A couple of instances in my subsequent career served to highlight the value of that advice. On one occasion I was paid twice for the same work and I suspect the error would probably have gone unnoticed had I not highlighted it and returned the £4,500 that would have been very welcome at that stage. (Well at any stage come to that). I was never thanked for my honesty, despite it probably saving the accounts clerk considerable embarrassment. More recently, when we were in Hong Kong, I used to organise all my own flights and travel with a “one man band” travel agent in HK. He would then submit invoices to London, who generally were irritatingly slow to pay, despite being a large, international company. One invoice was for $HK 40,000, about £4,000. Someone in accounts very generously paid him £40,000! You would think that such a large sum might have rung a few bells when paying for only a couple of flights. To his eternal credit (and that was a big enough sum to have made quite a difference to him) he immediately told me and the London office and returned the money.
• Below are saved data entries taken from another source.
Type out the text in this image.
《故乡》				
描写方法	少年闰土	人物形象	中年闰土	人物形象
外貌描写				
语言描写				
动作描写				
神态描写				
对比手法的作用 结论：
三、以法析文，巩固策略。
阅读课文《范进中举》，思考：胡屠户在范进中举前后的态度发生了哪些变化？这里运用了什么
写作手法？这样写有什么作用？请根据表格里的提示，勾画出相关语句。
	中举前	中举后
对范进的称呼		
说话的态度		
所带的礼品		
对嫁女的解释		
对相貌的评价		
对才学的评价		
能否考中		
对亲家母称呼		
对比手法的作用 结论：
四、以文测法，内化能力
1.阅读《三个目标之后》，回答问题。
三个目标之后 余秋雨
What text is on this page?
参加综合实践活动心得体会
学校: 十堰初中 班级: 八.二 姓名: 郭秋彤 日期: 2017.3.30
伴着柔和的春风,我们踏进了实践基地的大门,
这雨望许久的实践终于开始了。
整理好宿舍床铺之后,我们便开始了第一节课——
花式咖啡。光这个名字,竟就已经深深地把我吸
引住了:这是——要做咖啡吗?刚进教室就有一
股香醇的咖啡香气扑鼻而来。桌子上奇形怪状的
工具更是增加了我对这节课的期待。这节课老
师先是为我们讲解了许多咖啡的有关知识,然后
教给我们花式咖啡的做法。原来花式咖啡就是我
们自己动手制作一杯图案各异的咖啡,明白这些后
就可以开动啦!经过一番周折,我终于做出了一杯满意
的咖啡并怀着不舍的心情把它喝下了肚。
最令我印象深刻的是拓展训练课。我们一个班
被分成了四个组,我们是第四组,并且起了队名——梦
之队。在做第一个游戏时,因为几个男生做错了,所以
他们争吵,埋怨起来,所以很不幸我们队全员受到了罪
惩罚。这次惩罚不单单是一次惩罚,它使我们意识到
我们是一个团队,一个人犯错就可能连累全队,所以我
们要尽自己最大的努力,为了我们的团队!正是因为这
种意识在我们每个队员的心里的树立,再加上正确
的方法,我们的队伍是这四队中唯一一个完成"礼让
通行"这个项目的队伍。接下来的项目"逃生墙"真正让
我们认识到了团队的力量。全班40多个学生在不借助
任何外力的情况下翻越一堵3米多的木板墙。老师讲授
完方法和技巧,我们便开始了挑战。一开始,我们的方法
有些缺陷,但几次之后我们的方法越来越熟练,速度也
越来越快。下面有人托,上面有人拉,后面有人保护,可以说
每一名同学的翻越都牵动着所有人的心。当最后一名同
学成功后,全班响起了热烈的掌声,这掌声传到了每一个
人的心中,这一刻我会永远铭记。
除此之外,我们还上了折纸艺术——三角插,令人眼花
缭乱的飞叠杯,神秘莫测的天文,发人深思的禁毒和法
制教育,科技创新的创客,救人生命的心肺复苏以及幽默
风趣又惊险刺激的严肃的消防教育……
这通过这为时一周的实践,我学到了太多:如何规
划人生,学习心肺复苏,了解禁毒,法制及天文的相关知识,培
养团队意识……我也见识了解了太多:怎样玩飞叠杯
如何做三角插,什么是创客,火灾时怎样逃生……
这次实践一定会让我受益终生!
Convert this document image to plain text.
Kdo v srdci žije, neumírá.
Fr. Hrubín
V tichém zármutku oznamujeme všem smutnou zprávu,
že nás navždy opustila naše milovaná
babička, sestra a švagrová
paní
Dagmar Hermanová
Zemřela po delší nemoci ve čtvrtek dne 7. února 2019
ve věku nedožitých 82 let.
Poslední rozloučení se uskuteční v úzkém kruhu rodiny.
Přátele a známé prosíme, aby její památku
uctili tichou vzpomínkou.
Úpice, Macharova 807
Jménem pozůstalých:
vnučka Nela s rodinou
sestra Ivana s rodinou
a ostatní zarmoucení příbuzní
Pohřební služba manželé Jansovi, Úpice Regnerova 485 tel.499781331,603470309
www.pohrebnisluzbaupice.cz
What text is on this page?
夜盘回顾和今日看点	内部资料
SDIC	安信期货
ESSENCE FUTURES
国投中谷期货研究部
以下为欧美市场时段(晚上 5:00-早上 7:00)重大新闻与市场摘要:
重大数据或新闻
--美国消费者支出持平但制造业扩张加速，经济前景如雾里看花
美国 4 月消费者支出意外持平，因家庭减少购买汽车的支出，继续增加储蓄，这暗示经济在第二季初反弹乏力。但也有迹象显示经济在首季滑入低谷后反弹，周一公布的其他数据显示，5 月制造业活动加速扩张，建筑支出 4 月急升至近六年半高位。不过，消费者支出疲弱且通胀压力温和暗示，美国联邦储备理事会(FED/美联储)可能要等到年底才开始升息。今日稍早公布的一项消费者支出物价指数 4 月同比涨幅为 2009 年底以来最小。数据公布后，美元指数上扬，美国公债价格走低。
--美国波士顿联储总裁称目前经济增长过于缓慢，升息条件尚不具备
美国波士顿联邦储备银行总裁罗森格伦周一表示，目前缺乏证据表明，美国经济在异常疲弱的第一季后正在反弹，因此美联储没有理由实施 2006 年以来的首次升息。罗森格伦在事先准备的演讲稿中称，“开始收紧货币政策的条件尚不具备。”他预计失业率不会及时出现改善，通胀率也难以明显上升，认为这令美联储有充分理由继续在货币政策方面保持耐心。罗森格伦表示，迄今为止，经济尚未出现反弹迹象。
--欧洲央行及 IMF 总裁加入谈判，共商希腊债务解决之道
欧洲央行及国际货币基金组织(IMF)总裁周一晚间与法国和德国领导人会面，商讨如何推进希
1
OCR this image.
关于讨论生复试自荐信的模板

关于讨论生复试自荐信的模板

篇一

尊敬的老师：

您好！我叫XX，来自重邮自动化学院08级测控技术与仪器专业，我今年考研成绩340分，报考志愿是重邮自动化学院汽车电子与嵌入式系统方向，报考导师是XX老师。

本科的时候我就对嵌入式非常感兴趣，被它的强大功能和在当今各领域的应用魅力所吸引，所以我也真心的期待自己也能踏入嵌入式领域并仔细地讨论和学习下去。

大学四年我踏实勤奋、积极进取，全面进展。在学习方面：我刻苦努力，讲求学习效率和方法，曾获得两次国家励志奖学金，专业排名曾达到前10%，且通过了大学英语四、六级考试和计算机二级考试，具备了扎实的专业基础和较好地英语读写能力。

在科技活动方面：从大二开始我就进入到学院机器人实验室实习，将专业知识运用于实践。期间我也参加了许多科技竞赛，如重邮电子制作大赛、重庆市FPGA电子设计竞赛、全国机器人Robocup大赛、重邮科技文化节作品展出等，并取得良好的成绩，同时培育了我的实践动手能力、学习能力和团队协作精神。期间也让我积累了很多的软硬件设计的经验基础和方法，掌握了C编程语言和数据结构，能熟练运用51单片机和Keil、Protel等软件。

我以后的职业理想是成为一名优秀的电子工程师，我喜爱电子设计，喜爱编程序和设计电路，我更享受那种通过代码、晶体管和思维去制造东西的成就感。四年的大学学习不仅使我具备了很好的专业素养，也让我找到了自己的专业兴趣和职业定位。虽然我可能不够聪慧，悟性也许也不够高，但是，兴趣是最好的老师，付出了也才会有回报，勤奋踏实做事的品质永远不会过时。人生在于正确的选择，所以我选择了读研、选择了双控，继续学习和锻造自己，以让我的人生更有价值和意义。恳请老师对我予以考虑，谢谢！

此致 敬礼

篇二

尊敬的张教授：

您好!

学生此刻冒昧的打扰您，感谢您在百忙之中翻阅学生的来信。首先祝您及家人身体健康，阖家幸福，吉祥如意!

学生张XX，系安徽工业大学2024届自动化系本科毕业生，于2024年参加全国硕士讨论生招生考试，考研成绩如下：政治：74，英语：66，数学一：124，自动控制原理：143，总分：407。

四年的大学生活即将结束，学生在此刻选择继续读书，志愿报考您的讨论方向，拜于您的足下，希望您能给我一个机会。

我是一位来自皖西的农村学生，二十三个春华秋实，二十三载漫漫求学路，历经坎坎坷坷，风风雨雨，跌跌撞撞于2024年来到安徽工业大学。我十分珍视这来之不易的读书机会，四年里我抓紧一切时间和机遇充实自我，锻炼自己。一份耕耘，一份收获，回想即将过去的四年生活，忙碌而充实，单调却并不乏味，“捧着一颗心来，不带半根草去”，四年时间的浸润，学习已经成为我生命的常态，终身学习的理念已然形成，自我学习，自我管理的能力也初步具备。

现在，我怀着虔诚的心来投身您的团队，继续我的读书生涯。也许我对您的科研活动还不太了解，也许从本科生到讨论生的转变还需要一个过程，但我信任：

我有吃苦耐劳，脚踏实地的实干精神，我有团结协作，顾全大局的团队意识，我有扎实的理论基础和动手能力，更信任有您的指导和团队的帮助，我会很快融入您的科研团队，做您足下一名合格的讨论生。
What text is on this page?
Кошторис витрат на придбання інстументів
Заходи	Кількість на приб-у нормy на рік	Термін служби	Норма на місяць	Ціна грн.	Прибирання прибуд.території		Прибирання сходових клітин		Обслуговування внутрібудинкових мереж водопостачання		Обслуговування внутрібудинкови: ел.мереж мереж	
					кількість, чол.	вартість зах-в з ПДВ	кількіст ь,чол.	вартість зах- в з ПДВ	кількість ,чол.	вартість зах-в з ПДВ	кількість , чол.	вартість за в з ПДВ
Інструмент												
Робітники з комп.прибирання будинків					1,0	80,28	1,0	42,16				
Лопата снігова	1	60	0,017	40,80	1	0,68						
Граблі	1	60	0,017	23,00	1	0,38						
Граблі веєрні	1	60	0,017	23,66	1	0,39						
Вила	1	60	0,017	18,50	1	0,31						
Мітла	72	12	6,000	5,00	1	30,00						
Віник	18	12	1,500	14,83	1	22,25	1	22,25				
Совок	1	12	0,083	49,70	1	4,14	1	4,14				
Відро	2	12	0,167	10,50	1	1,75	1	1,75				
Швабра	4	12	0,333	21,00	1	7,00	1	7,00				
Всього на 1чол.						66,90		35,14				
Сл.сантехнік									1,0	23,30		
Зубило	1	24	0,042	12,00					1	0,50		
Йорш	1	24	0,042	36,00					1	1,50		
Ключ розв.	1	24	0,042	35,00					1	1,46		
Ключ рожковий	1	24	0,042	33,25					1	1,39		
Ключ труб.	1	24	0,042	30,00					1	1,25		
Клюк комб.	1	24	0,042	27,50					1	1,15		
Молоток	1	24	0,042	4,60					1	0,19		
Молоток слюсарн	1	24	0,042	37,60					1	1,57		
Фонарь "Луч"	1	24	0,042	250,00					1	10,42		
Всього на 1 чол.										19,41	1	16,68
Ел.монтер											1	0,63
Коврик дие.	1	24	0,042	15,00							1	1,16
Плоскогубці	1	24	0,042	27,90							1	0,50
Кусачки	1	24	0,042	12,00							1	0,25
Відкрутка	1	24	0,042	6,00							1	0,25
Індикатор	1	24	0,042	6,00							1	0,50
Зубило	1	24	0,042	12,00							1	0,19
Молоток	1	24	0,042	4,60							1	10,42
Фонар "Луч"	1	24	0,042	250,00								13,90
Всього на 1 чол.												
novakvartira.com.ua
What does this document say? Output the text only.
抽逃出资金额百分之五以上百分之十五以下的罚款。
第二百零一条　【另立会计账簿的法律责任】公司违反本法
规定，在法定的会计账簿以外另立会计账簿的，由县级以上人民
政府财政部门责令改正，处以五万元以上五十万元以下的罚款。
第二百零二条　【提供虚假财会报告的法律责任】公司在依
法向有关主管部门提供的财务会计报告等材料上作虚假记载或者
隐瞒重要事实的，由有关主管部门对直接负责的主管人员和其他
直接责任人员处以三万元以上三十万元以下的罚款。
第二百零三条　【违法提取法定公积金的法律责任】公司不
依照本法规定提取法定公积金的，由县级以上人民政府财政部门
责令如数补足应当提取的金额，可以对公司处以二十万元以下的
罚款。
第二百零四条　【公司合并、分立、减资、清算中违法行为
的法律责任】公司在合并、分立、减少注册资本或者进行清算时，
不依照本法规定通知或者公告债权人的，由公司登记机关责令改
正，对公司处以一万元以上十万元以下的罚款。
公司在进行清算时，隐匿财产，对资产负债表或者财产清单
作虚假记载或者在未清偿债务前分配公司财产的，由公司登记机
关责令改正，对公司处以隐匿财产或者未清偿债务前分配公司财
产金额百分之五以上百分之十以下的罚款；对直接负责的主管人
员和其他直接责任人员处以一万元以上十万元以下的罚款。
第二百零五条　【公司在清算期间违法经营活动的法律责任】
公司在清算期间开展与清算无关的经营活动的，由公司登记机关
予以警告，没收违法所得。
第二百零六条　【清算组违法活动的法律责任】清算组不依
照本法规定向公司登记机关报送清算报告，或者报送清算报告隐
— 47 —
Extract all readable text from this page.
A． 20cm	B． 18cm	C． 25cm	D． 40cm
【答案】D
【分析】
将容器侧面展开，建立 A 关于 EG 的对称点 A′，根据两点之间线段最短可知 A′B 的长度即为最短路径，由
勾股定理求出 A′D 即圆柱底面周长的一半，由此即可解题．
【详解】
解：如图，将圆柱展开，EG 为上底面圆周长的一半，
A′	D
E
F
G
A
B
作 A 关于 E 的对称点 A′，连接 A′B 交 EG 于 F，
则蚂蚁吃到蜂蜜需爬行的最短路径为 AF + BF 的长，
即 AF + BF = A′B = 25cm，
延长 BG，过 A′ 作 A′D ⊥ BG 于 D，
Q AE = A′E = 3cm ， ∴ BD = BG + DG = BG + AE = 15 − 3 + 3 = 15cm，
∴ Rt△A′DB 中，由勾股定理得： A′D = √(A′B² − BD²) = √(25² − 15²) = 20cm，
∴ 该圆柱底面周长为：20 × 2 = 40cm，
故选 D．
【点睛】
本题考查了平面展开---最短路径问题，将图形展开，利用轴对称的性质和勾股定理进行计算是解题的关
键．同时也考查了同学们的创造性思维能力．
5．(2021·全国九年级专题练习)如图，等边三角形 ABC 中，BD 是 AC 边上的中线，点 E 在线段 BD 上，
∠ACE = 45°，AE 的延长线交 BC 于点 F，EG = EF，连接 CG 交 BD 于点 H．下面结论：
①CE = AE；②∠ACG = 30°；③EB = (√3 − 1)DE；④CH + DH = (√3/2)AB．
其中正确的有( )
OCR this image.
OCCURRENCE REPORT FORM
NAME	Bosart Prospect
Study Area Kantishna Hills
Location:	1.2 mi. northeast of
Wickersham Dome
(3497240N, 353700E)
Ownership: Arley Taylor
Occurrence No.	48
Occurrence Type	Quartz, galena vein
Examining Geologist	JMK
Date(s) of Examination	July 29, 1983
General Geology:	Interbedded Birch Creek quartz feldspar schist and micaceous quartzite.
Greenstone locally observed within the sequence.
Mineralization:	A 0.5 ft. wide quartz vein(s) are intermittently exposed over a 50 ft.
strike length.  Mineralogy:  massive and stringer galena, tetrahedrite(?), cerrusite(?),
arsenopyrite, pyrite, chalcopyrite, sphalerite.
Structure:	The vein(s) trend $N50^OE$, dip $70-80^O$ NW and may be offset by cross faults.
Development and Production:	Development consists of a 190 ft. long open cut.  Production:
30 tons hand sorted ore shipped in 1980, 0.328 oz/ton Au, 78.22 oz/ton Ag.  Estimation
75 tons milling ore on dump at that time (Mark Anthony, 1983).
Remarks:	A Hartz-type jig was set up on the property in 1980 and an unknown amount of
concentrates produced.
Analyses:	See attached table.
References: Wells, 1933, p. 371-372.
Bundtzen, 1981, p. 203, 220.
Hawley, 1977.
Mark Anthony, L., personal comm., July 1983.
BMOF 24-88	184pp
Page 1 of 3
I never told anyone in London and I imagine the clerk responsible (and I know who it was) was eternally grateful that her significant error was never exposed, but again we heard not a beep of gratitude. Interestingly, near the end of my twenty seven years with the company, a production manager tried to reclaim £200 from me that they felt they had overpaid. When I pointed out that in fact there were at least five other occasions where I had been underpaid by £200 and they probably actually owed me about £1,000, I never heard another word!